Folks know that the Cuban revolution was about overthrowing the gambling and prostitution empire, right? No? Golly, I wonder why they don’t want folks to know that and just think of it an evil socialist dictatorship instead.

Chicago’s train system is fairly efficient, but definitely in need of cleaning and upgraded signage so that visitors don’t get frustrated trying to figure out that $2.25 only gets you a one way ride, you can add a quarter to an already used ticket and get a two hour transfer, or pay 5 bucks and ride all day. One rather surly attendant suggested I spend my short visit here writing to the transit authority with my concerns. They oughta hire someone like me to look at subway systems afresh, and tell them what they can do to improve comprehensibility. But they won’t. It’s all about cars, and people who can afford them.

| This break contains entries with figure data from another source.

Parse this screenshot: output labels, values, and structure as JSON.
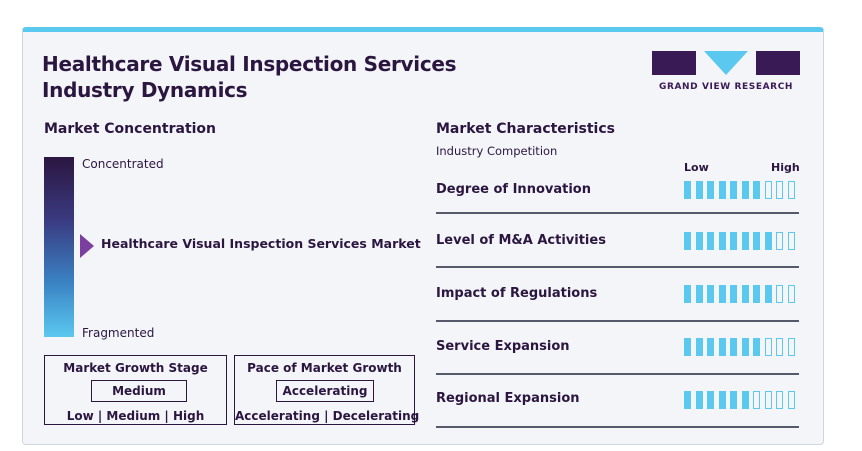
{
  "header": {
    "title_line1": "Healthcare Visual Inspection Services",
    "title_line2": "Industry Dynamics",
    "logo_text": "GRAND VIEW RESEARCH",
    "accent_color": "#5bc8ef",
    "brand_color": "#3a1a55"
  },
  "concentration": {
    "heading": "Market Concentration",
    "top_label": "Concentrated",
    "bottom_label": "Fragmented",
    "marker_label": "Healthcare Visual Inspection Services Market",
    "marker_level": 0.47
  },
  "growth_stage": {
    "title": "Market Growth Stage",
    "value": "Medium",
    "options": "Low | Medium | High"
  },
  "growth_pace": {
    "title": "Pace of Market Growth",
    "value": "Accelerating",
    "options": "Accelerating | Decelerating"
  },
  "characteristics": {
    "heading": "Market Characteristics",
    "subheading": "Industry Competition",
    "low_label": "Low",
    "high_label": "High",
    "total_segments": 10,
    "rows": [
      {
        "label": "Degree of Innovation",
        "level": 7
      },
      {
        "label": "Level of M&A Activities",
        "level": 8
      },
      {
        "label": "Impact of Regulations",
        "level": 8
      },
      {
        "label": "Service Expansion",
        "level": 7
      },
      {
        "label": "Regional Expansion",
        "level": 6
      }
    ]
  }
}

Speaking of that, I won’t tell you how much this room is costing me these two nights ( It’s a funky hotel, I’m resting and watching a documentary about homelessness in the USA on MSNBC enjoying a Great Lakes Stout and the delicious Uncle Eddies Vegan cookies unavailable anywhere at home), but I will tell you that after a morning trying to sort out the public transit system and unsuccessfully find a decent cup of tea through the cold and wind and snow, it’s almost worth it. Jay got a relatively good rate for those of us travelling to be at his 50th birthday party … the regular rate is over $250 a night. Can you imagine? Then there’s the mini-bar, the additional for purchase bath products, bath robes, and the $14.99 plus tax movie options. Jay and I have definitely travelled in different directions along the economic pathway of life, but thankfully we’ve remained good friends and we can share stories about what it’s like on either side of the fence.